The part of a chromosome that separates the long and short arms.

Trisomy 21

A genetic disorder with an extra chromosome 21, causing Down syndrome.

Turner Syndrome

A condition where a female is wholly or partially missing an X chromosome.

Klinefelter Syndrome

A condition where a male is born with an extra X chromosome.

Deletion

A chromosomal abnormality involving the loss of a part of the chromosome.

Duplication

A chromosomal abnormality involving the repetition of a segment of the chromosome.

Inversion

A chromosomal abnormality involving the reversal of the normal order of a segment of the chromosome.

Substitution

A chromosomal abnormality involving the replacement of one segment of a chromosome with another segment.

Translocation

A chromosomal abnormality involving the transfer of a segment from one chromosome to another.

Angelman Syndrome

A genetic disorder characterized by developmental delays, speech problems, and a happy, excitable demeanor.

Williams Syndrome

A genetic condition characterized by developmental delays, heart and blood vessel problems, and a highly social, outgoing personality.

BCR-ABL1 Translocation

A chromosomal abnormality where pieces of BCR and ABL genes break off and switch places, indicative of chronic myeloid leukemia (CML).

Microdeletion

A chromosomal abnormality involving the deletion of a small piece of a chromosome.

Philadelphia Chromosome

A specific genetic change in which part of chromosome 22 switches places with part of chromosome 9, indicative of chronic myeloid leukemia (CML).

Cytogenetic Imbalances

Abnormalities in the number or structure of chromosomes, detectable using microarray technology.

Microarray

A genetic testing tool used to detect small cytogenetic imbalances in an individual's DNA.

Karyotype

A visual arrangement of the complete set of chromosomes of an individual, used to identify chromosomal abnormalities.

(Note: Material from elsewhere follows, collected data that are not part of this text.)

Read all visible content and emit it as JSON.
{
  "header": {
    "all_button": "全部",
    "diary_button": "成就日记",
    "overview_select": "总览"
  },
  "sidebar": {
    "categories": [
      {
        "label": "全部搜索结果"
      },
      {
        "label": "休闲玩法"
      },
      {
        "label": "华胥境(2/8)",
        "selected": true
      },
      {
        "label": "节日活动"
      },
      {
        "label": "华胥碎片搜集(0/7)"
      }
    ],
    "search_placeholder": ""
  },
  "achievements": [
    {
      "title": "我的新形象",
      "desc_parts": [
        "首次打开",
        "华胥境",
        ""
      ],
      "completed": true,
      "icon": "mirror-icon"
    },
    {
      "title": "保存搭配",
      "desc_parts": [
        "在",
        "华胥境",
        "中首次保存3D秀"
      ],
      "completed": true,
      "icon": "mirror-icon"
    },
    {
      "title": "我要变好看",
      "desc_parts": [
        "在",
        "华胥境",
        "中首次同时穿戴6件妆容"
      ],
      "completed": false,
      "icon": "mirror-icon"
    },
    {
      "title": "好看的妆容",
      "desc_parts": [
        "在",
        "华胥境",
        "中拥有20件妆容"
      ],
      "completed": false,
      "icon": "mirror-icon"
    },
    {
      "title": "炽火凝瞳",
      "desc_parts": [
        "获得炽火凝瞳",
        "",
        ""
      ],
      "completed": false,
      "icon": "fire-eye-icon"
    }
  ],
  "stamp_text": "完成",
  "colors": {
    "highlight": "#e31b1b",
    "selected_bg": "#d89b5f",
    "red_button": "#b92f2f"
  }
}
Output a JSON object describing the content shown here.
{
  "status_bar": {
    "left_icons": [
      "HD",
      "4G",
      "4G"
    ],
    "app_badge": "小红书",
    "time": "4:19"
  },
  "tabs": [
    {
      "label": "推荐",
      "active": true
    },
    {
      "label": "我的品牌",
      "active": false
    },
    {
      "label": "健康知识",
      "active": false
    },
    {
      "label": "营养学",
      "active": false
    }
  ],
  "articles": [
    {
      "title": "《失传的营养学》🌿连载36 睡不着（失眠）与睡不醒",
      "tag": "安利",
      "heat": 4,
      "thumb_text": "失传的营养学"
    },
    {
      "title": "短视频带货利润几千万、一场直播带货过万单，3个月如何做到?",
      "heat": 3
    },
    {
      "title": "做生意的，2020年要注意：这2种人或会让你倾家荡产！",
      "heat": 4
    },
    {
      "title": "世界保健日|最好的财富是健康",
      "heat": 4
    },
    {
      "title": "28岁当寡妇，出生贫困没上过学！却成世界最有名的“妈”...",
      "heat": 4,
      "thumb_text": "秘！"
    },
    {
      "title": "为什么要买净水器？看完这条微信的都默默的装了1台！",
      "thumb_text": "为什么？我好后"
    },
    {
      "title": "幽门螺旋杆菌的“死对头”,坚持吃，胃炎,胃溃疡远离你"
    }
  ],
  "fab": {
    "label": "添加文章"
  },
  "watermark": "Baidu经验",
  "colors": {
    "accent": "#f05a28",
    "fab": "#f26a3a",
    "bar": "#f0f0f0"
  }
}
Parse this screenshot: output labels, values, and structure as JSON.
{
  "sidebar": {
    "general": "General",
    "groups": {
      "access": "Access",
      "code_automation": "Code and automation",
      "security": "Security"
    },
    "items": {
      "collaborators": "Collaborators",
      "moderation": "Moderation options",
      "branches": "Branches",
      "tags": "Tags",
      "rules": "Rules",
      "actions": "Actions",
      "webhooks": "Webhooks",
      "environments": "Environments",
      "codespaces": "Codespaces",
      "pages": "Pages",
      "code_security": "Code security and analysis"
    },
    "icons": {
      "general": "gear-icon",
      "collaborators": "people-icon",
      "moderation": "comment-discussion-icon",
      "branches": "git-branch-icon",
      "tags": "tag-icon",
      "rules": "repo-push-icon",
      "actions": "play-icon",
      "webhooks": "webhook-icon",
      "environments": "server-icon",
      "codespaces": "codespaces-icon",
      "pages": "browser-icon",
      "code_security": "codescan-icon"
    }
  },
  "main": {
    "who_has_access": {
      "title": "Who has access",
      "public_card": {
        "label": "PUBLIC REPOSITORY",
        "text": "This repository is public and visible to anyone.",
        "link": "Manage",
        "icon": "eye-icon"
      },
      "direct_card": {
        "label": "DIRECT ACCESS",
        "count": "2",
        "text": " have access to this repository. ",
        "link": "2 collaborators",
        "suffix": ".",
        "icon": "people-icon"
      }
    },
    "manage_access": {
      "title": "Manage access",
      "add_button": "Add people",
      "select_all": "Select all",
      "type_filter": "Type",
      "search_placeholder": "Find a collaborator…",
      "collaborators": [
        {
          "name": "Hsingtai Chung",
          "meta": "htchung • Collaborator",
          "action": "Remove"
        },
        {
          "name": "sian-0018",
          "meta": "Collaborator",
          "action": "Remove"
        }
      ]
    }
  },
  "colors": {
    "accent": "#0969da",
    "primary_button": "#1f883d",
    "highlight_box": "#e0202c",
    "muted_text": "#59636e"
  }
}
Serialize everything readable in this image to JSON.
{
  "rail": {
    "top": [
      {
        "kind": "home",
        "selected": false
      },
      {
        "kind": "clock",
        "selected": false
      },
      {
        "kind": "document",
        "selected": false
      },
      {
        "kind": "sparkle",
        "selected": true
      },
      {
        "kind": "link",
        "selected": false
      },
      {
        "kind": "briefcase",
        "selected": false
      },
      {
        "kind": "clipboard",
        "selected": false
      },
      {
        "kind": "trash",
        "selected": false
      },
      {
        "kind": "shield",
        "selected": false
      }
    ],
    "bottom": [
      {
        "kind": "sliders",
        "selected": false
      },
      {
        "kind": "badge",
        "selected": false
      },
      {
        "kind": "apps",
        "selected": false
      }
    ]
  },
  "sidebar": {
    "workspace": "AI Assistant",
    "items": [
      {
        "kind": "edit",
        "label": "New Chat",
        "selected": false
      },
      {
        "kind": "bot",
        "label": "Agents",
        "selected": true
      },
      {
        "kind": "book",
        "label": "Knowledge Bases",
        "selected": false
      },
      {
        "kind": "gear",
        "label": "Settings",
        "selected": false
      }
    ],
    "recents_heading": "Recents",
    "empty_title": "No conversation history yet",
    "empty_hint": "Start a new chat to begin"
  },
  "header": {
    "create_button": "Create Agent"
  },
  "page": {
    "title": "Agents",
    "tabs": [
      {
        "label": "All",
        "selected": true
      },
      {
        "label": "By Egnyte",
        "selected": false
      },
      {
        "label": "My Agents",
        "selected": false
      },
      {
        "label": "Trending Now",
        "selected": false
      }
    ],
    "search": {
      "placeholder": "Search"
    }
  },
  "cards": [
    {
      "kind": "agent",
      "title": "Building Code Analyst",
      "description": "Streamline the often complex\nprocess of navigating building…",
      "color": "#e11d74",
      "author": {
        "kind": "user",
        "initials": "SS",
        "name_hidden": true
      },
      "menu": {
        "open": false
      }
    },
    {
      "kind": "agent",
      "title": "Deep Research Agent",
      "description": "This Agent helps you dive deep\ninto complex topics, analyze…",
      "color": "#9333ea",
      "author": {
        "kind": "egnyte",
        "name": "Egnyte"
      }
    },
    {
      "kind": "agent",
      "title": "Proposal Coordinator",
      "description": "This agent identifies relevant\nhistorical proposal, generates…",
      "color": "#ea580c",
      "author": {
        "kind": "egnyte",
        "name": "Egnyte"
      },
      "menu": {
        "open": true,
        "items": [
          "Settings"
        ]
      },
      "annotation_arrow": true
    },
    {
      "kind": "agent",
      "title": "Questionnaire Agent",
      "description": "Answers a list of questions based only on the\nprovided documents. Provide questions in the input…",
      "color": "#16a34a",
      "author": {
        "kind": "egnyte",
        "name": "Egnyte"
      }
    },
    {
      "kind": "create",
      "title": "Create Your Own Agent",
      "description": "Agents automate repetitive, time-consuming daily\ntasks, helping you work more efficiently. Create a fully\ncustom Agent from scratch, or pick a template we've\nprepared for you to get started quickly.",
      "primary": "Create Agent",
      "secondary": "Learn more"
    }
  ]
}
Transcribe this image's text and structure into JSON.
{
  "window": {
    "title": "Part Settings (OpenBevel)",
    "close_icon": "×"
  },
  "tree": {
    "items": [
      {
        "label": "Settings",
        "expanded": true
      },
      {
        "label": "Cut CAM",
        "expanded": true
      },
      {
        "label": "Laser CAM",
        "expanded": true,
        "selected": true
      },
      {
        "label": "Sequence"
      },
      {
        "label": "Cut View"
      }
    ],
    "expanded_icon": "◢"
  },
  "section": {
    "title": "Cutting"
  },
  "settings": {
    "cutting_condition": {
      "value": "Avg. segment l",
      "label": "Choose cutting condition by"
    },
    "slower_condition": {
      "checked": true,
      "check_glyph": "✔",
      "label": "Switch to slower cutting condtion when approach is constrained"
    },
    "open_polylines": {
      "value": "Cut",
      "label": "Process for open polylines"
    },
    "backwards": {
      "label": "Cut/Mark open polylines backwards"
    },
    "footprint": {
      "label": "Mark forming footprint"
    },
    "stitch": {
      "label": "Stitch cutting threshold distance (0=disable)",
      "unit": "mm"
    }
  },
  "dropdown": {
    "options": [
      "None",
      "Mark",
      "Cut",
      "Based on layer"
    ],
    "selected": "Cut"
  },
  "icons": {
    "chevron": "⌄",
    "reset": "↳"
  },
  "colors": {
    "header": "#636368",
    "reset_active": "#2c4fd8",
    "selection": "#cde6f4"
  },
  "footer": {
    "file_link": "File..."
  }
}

Cytogenetics Lab Techniques

A series of activities including culturing, inducing cell division, harvesting, analyzing, evaluating, and utilizing molecular and fluorescent technologies to identify chromosomal abnormalities.

Interpretation of Cytogenetic Results

The process of reviewing cytogenetic and molecular cytogenetic research results by a specialist before releasing them to clinicians.

Cytogenetics

The study of the structure and function of chromosomes, including the detection of chromosomal abnormalities.

Interactive Karyotyping

An interactive tool used to analyze and interpret karyotypes for educational or diagnostic purposes.